Functional Autodisplay of Phenolic Acid Decarboxylase using a GDSL Autotransporter on Escherichia coli for Efficient Catalysis of 4-Hydroxycinnamic Acids to Vinylphenol Derivatives

摘要

Bioproduction of vinylphenol derivatives, such as 4-vinylguaiacol (4-VG) and 4-vinylphenol (4-VP), from 4-hydroxycinnamic acids, such as ferulic acid (FA) and p-coumaric acid (pCA), employing whole cells expressing phenolic acid decarboxylases (PAD) as a biocatalyst has attracted much attention in recent years. However, the accumulation of 4-VG or 4-VP in the cell may cause high cytotoxicity to Escherichia coli (E. coli) and consequently cell death during the process. In this study, we firstly report the functional display of a phenolic acid decarboxylase (BLPAD) from Bacillus licheniformis using a GDSL autotransporter from Pseudomonas putida on the cell surface of E. coli. Expression and localization of BLPAD on E. coli were verified by SDS-PAGE and protease accessibility.
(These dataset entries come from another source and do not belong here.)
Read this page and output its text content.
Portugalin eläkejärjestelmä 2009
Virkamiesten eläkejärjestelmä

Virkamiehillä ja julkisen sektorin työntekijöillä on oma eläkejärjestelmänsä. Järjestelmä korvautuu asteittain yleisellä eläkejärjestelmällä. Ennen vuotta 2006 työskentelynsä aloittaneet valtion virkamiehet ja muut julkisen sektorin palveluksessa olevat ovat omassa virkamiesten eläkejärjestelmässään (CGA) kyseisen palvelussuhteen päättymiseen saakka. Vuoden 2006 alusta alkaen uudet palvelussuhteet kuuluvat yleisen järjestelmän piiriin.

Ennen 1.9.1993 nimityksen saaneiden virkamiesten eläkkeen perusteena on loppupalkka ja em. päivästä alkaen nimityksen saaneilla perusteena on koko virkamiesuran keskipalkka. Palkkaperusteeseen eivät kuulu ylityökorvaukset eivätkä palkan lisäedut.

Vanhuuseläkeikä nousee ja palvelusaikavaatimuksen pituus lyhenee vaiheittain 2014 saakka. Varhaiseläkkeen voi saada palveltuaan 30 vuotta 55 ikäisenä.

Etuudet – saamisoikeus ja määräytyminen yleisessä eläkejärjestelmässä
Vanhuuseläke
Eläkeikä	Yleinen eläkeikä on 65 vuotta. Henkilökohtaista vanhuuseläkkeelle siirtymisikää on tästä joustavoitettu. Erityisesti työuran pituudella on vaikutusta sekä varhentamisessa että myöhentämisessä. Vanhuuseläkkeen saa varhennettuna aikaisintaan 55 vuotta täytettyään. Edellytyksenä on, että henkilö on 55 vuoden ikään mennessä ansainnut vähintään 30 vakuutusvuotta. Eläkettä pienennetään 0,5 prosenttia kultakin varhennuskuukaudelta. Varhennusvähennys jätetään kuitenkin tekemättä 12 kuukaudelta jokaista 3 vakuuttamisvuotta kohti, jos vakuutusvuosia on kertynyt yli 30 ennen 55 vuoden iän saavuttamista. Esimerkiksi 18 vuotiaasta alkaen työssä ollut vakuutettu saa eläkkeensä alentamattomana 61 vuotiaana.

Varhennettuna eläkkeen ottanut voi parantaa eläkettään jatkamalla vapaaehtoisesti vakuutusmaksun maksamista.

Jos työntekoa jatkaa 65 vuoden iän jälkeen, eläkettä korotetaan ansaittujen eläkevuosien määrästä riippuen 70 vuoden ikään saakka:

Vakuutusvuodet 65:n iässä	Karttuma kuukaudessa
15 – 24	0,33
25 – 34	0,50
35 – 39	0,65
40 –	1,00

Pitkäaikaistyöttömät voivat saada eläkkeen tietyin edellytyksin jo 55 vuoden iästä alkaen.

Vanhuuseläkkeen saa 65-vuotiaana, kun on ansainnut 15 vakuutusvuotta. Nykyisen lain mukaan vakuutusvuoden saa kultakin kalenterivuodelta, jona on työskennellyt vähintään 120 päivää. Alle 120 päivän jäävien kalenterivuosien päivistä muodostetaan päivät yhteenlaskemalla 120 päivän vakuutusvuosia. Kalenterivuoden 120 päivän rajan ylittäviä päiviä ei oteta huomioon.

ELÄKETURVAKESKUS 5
The PelB signal peptide is more effective in guiding the translocation of BLPAD on the cell surface than the native signal peptide of GDSL, and the cell surface displaying BLPAD activity reached 19.72 U/OD600. The cell surface displaying BLPAD showed good reusability and retained 63% of residual activity after 7 cycles of repeated use. In contrast, the residual activity of the intracellular expressing cells was approximately 11% after 3 cycles of reuse. The molar bioconversion yields of 72.6% and 80.4% were achieved at the concentration of 300 mM of FA and pCA in a biphasic toluene/Na2HPO4−citric acid buffer system, respectively. Its good reusability and efficient catalysis suggested that the cell surface displaying BLPAD can be used as a whole-cell biocatalyst for efficient production of 4-VG and 4-VP.